Both the lake level required for suckers and the Klamath flows are being met, said McCracken.

The crisis over sharing water between farms and fish came to a head in the Klamath Basin two summers ago at the start of a drought that continues.

The reclamation bureau shut down irrigation for most of the Klamath Reclamation Project in 2001 to reserve water for endangered suckers in Upper Klamath Lake, the project's main reservoir, and threatened coho salmon in the Klamath River, which flows from the lake.

After a National Academy of Sciences review found no scientific basis for the water levels for fish set by government biologists, the bureau restored irrigation to all the 1,400 farms on the project in the summer of 2002.
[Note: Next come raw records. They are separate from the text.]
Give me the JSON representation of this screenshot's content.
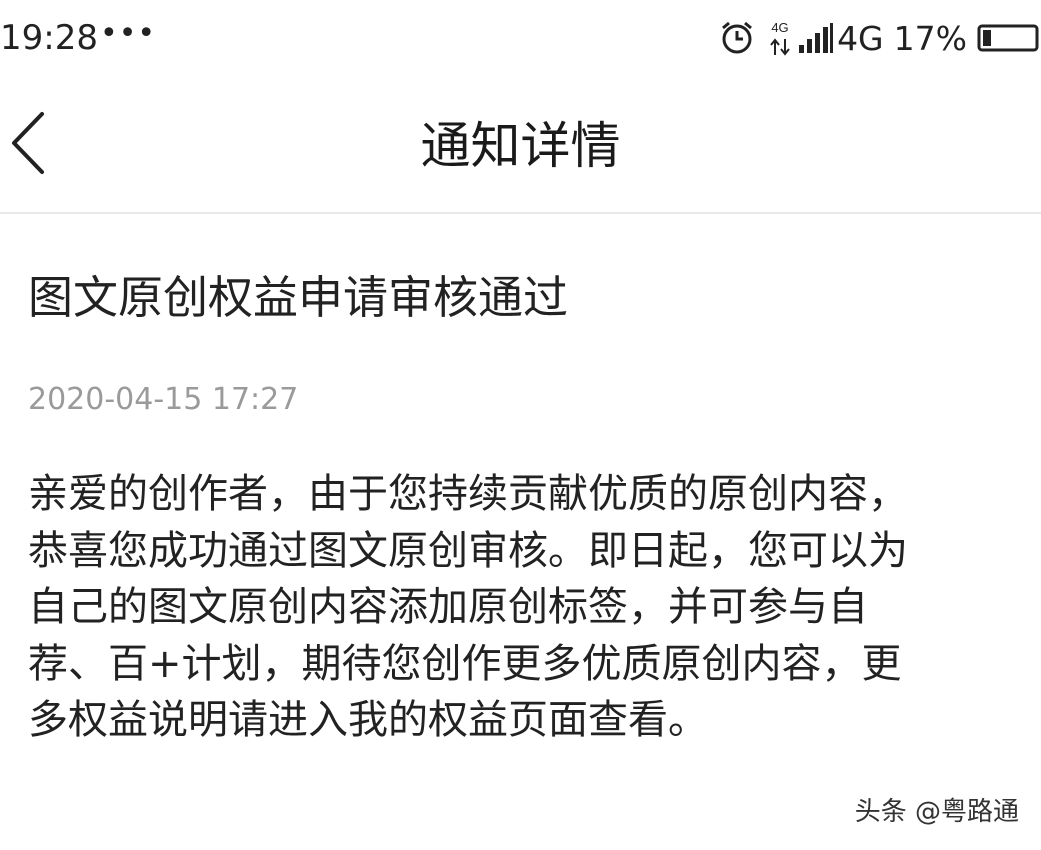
{
  "status_bar": {
    "time": "19:28",
    "overflow_indicator": "•••",
    "alarm_icon": "alarm-clock-icon",
    "network_type_small": "4G",
    "network_type": "4G",
    "battery_percent": "17%"
  },
  "nav": {
    "back_icon": "chevron-left-icon",
    "title": "通知详情"
  },
  "notice": {
    "title": "图文原创权益申请审核通过",
    "time": "2020-04-15 17:27",
    "body_lines": [
      "亲爱的创作者，由于您持续贡献优质的原创内容，",
      "恭喜您成功通过图文原创审核。即日起，您可以为",
      "自己的图文原创内容添加原创标签，并可参与自",
      "荐、百+计划，期待您创作更多优质原创内容，更",
      "多权益说明请进入我的权益页面查看。"
    ]
  },
  "watermark": "头条 @粤路通",
  "colors": {
    "text_primary": "#222222",
    "text_secondary": "#9a9a9a",
    "divider": "#e8e8e8",
    "background": "#ffffff"
  }
}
At the end of September, salmon crowded into warm shallow pools at the start of their spawning run, most of them fall chinook, became infected with a gill rotting disease, and their bodies covered the banks of the river. The California Department of Fish and Game put part of the blame on low flows.

As part of a lawsuit challenging the government's coho salmon restoration plan, the Yurok Tribe alleged that the federal government failed to fulfill its treaty obligations to assure salmon runs were strong enough for harvest.

A federal judge ruled that a separate trial was needed to settle the question. That trial is scheduled for May, Fletcher said.